Et puis, parmi cette liste à la Prévert : "passagers, piétons, cyclistes, trottinettes, autres véhicules, infrastructures environnantes, animaux", comment déterminer des priorités ? Et est-ce seulement souhaitable ? Nous avons vu avec l'exemple ci-dessus à quel point cela pouvait être difficile.

Bon. Cela dit, si le véhicule n'a pas d'autre choix que de heurter un piéton ou un panneau de circulation, il est clair que "assurer la sécurité des humains" est plus important que celle des panneaux !

Et n'en déplaise aux défenseur des animaux, il est probable que si, pour sauver ses passagers d'un danger mortel, le véhicule autonome doive écraser un chien, c'est cette solution qu'il devra choisir. C'est ce que feraient la plupart des conducteurs humains, après tout

petits problèmes légaux

Mais... Mettons-nous à la place du constructeur d'une des premières voitures autonomes. ll va se dire :

Mmm... SI un conducteur humain blesse ou tue un autre être humain au cours d'un accident et qu'il n'y a pas d'autre véhicule impliqué, c'est ce conducteur qu'on va tenir responsable, et pas la voiture. Le constructeur ne sera pas inquiété, sauf en cas de défaut majeur de la voiture, par exemple un circuit de freinage de conception défectueuse. Alors, dans le cas d'une voiture autonome et non défectueuse, pourquoi inquiéterait-on le constructeur ?

Oui, pourquoi ? Parce que dans le cas d'une voiture autonome, le "conducteur" est un logiciel conçu par le constructeur ! OK, très bien, se dit alors le constructeur, alors séparons les choses. Le logiciel sera conçu par une société différente, et c'est elle et elle-seule qui sera responsable si ce logiciel cause un accident

Holà ! Pas si vite ! dit alors le concepteur de logiciels : Le logiciel et le matériel de la voiture sont inséparables ! Après tout, une voiture autonome doit être équipée d'un foultitude de capteurs, détecteurs et actionneurs super spécifiques ; le logiciel ne fait que réagir à ce que lui disent ces capteurs, et c'est bien le constructeur de la voiture qui en est responsable ! Ce n'est pas la faute du logiciel si les capteurs n'ont pas su détecter à temps une situation dangereuse !

OK, se disent alors les juristes du constructeur, alors il ne faut pas vendre nos véhicules autonomes, seulement les louer. Et en cas d'accident c'est le loueur qui sera responsable ! Après tout, en cas d'accident aérien, sauf exception, c'est bien la compagnie aérienne qui doit indemniser les victimes, et non le constructeur de l'avion !

Vous voyez que les tribunaux risquent bien d'avoir encore du grain à moudre dans le futur, face à cette dilution des responsabilités...

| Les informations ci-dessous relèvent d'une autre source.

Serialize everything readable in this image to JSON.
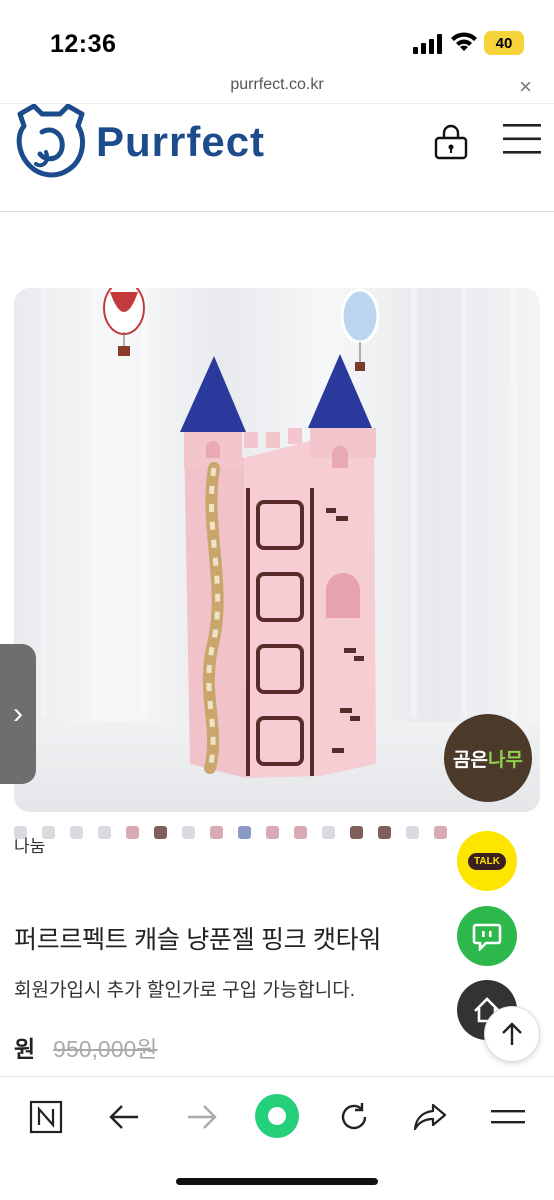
{
  "status": {
    "time": "12:36",
    "battery": "40"
  },
  "browser": {
    "url": "purrfect.co.kr",
    "close": "×"
  },
  "header": {
    "logo": "Purrfect"
  },
  "product": {
    "brand_badge_main": "곰은",
    "brand_badge_accent": "나무",
    "thumb_label": "나눔",
    "title": "퍼르르펙트 캐슬 냥푼젤 핑크 캣타워",
    "description": "회원가입시 추가 할인가로 구입 가능합니다.",
    "price_unit": "원",
    "original_price": "950,000원"
  },
  "fabs": {
    "talk": "TALK"
  },
  "colors": {
    "brand": "#1c4c8c",
    "kakao": "#fde500",
    "chat": "#2db84b"
  }
}
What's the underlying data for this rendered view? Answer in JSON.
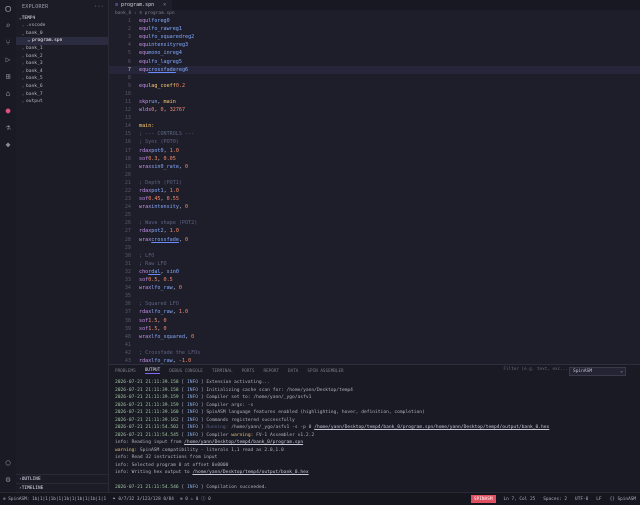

Et encore ! Lorsque les véhicules deviendront conscients, n'est-ce pas le véhicule lui-même qu'il faudrait punir en cas d'accident "responsable" ? Cf. ma page sur le droit-des-intelligences-artificielles. A ce propos, je ne saurais trop vous recommender la délicieuse nouvelle de SF "Les autos sauvages" de Roger Zelazny, qui date de 1956 !

Prioriser

Bon alors posons-nous la question : qu'est-ce qui est le plus important pour la sécurité d'une voiture autonome ? Préserver la vie des passagers, celle des piétons (et cyclistes, etc.), ou celle des passagers d'autres véhicules ?

Bien évidemment, tout ça en même temps ! Oui, mais est-ce si évident ? Il se pourrait que l'IA du véhicule autonome se trouve à un moment donné dans un cas critique ou un choix est nécessaire. (cf. encore Un exemple cauchemardesque ci dessus)

Un autre cas de figure

Et même, il pourrait arriver que l'IA de la voiture autonome se retrouve devant un dilemme du genre :

center

Si je continue ma trajectoire actuelle, j'ai une probabilité de 5% de blesser un cycliste ; mais si j'essaye de l'éviter, je vais heurter un platane et j'ai une probabilité de 80% que l'un de mes passagers soit blessé...

Vous allez me dire : "Mmm. Cela dépend de la gravité des blessures potentielles ?"

C'est possible :

Par exemple si le risque est de blesser grièvement le cycliste, mais qu'en l'évitant et contrôlant bien la trajectoire le passager du véhicule autonome ne sera que légèrement commotionné, alors il faut éviter le cycliste, quitte à heurter le platane.

Mais si la gravité des blessures potentielles des passagers et du cycliste (en admettant que l'IA de bord soit capable de les calculer !) sont du même ordre, ou inconnues, que faire ?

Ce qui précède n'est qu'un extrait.